AFAIK, Antithesis uses a hypervisor to achieve deterministic execution. This can be less effective because the hypervisor does not have language semantics and faces a larger search space. You may check Figures 5 and 6 in our technical report[1], where we compare Fray against RR, a record and replay tool that can also be used for concurrency testing at OS level[2].

[1]: https://arxiv.org/pdf/2501.12618

[2]: https://robert.ocallahan.org/2016/02/introducing-rr-chaos-mo...

vlovich123 · 2025-02-23T17:29:44 1740331784

Antithesis is supposed to be quite a bit faster than rr chaos precisely because it’s a hypervisor vs rr which is trying to intercept syscalls which is notoriously slow, so comparing against rr per second feels like a bad proxy.

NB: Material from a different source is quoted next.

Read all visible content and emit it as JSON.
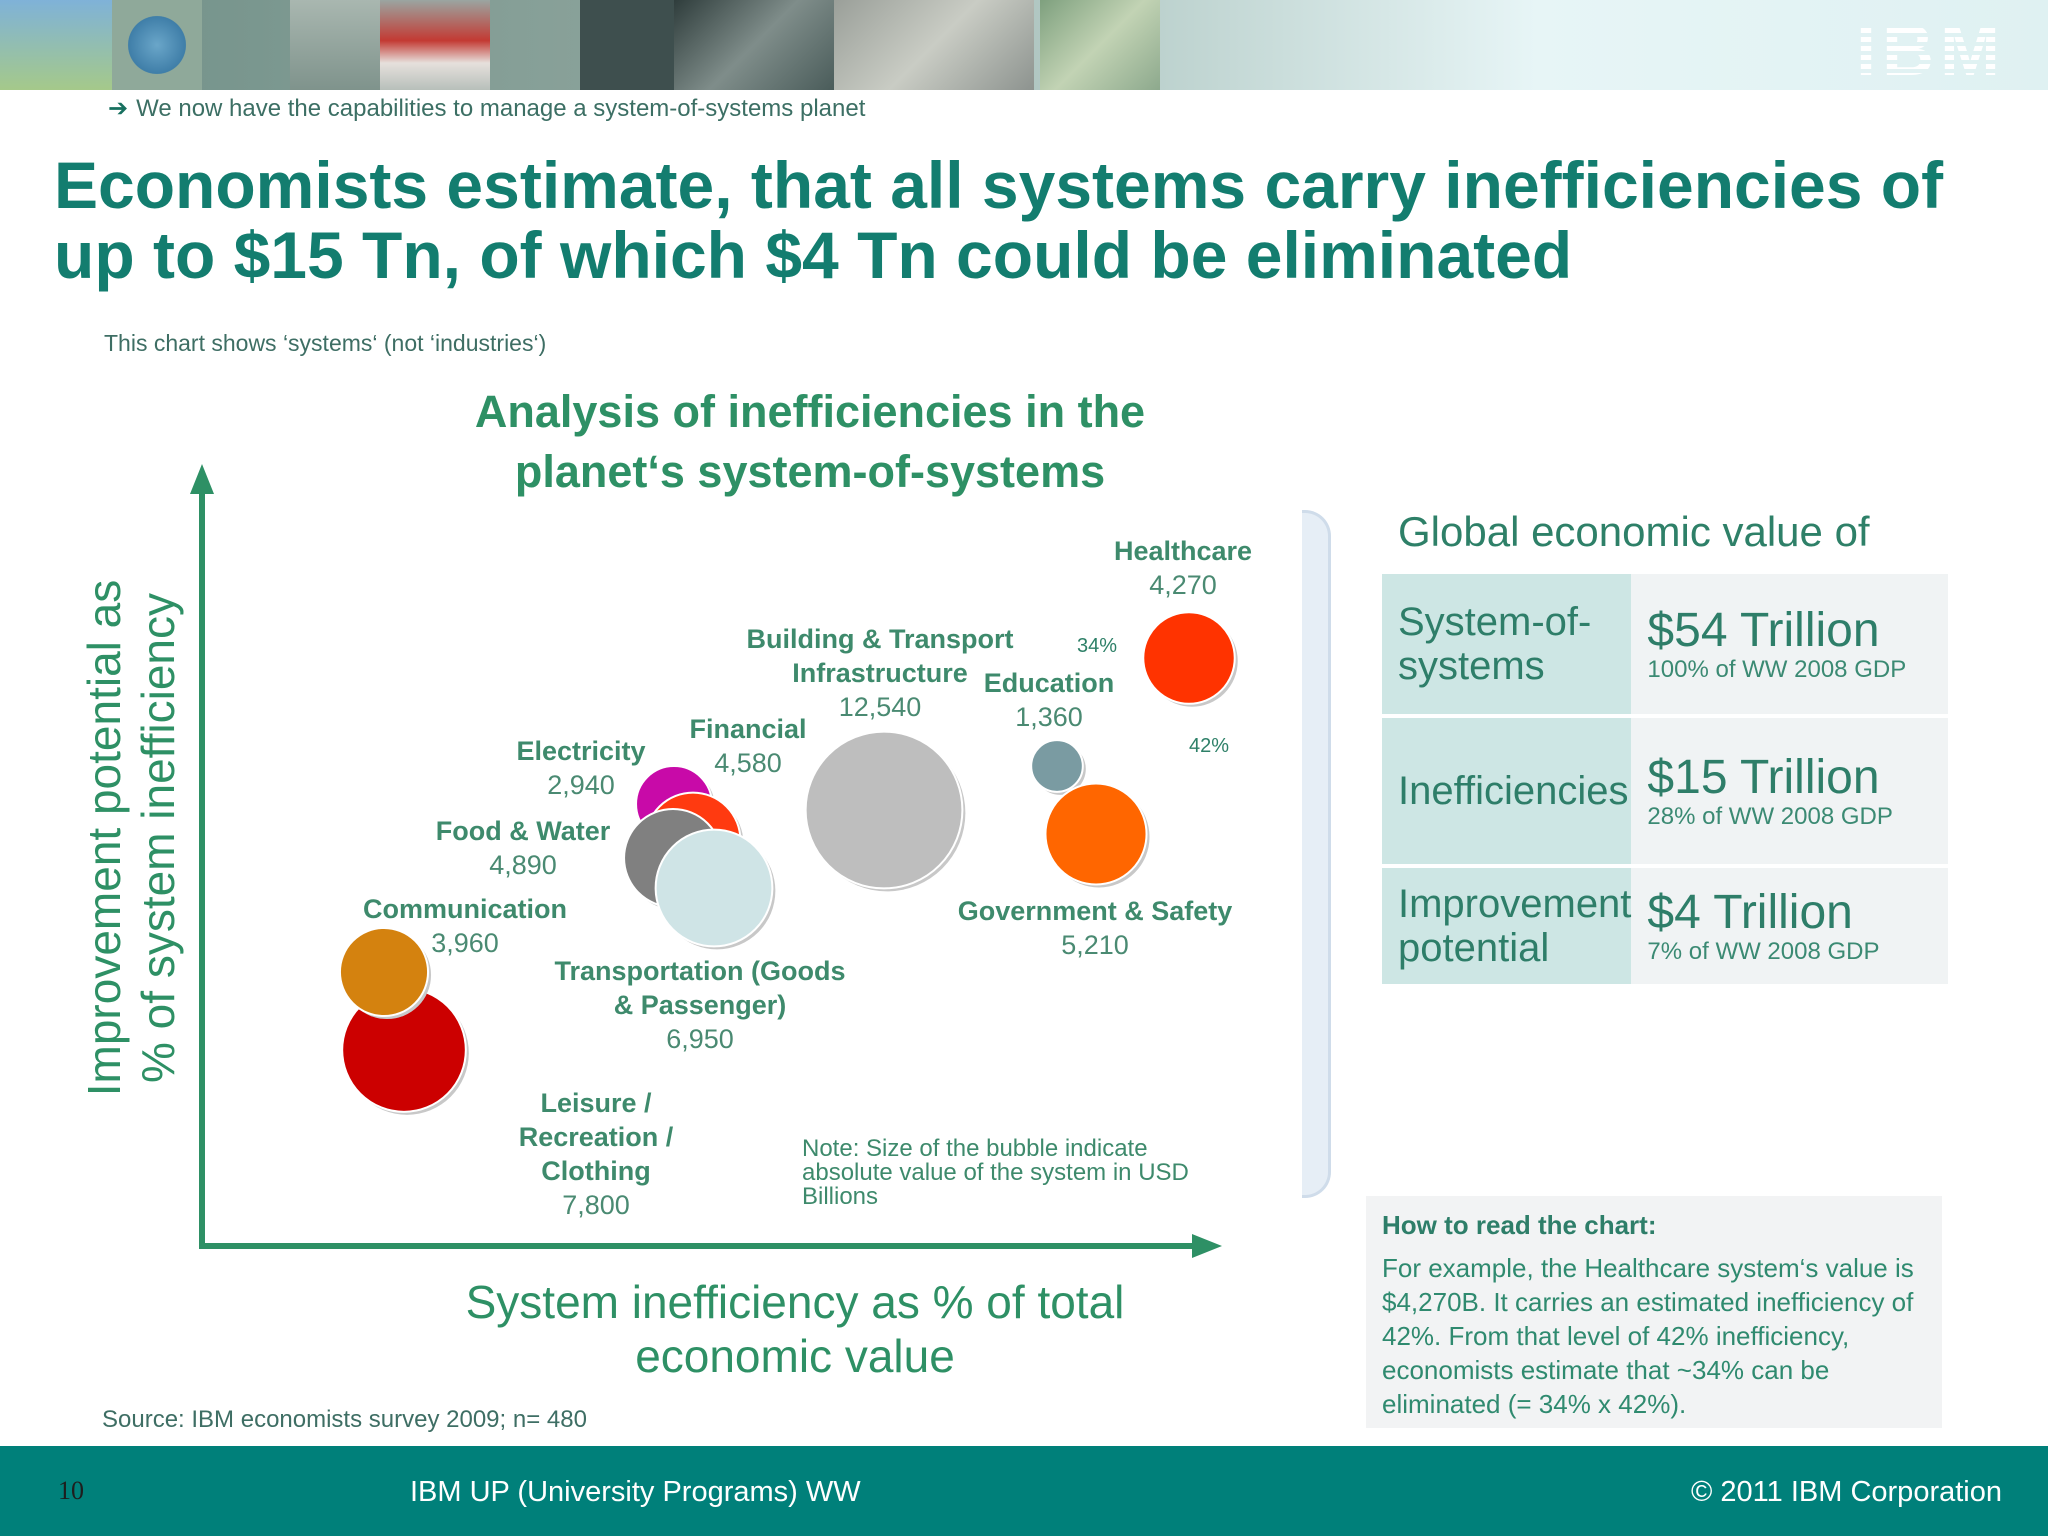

Unlike rr chaos, which I believe uses a random search without any knowledge of past runs, Antithesis is supposed to do a more targetted search through the orderings with understanding of history between runs, so the executions needed per bug similarly has rr as a bad proxy.

I’m also not sure I see how language semantics can be exploited when you’re interleaving based on different thread orderings. If I understand it correctly, Fray is also slightly more limited than something like Antithesis which can also test I/O failures and different I/O orderings in a distributed setting as well.